For folks who do not own land, their livelihood is dependent on their ability to be employable on every day in a year. The primary avenues include working as agricultural labors or work as manual labors in semi-urban or urban places. By basically providing unskilled labor for 100 days in a year, what one is doing is making that person dependent on that unskilled labor work for the year and life. In other words, it is like catching a fish for the man every day thus making him eternally dependent on such a program, while the approach must be teaching a man to fish so that he can fend for himself and his family.
Here is a sample difference between bringing in efficiency to a system versus taking a quantum leap in addressing the root cause.

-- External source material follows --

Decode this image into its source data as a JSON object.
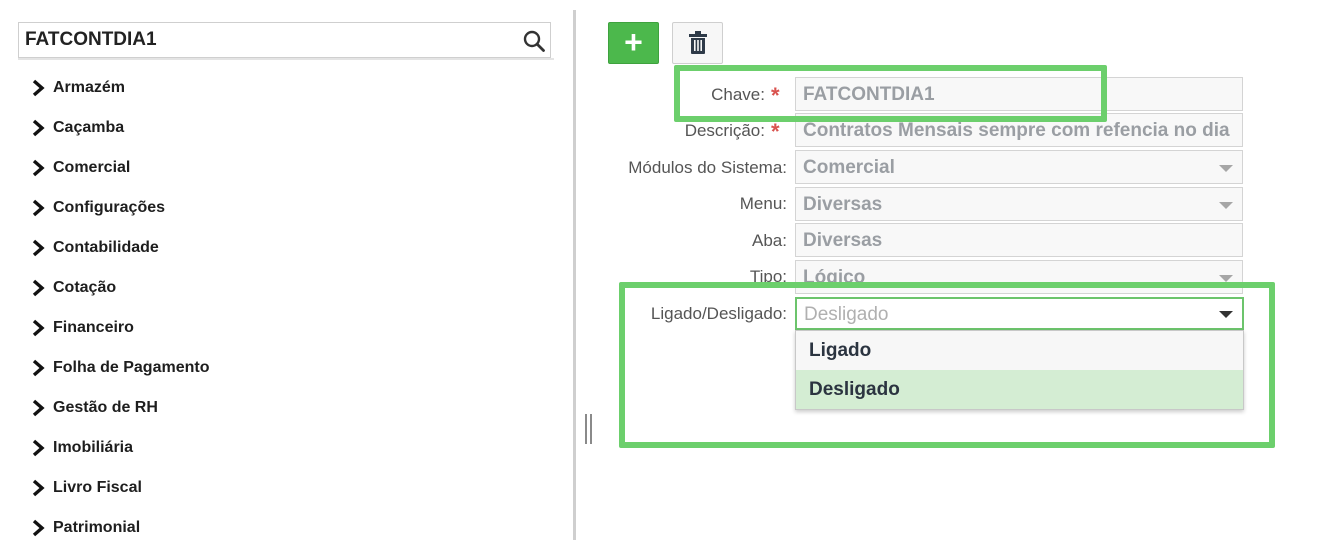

|Processes||Efficient implementation||Innovative implementation|
|Reimbursement of say medical or travel costs.||Problem statement: Minimize delay and streamline the process of scrutinizing and submission of reimbursement of medical claims.What it means: Each submission must be scrutinized for its correctness and validity. People tend to make false claims, and over quote an expense. So, scrutiny is important. However, it is good to make an efficient scrutiny so that the claim cycle time can be reduced.Solution: Have a set of processes to ensure that an employee is made aware of the process; add a few checklist so that the employee can do a self check before submitting the claim. Also, train the claim processor to do their job more efficiently.End result: Cycle time for claim reimbursement reduced to 6 days from 8 days. An incremental improvement of 2 days.||Problem statement: Enable an employee to avail medical treatment.What it means: Employees are eligible for a certain amount to meet their medical needs; facilitate the employee to avail this facility in an effortless manner.Solution: Use pre paid cards. Issue each person with a card that is loaded with the limit the person is entitled to.End result: It completely removes the cycle of collecting the bills and forms, validating each of the submission, and rejecting or accepting them. The whole cycle time is brought down to 1 to 2 days, which is required to issue cards. A quantum improvement of 6 days in addition to using people’s (both the claimant and reviewer) time more efficiently.|
In short, the policies that are in place if implemented efficiently, which I believe you will, can bring in incremental improvements. However, if we want to bring in a quantum improvement, we need to take giant strides, which certainly cannot be taken with the kind of focus current policies have.
And there are people, who are ready to join hands to build a strong and vibrant country.
Thank you for your time and consideration.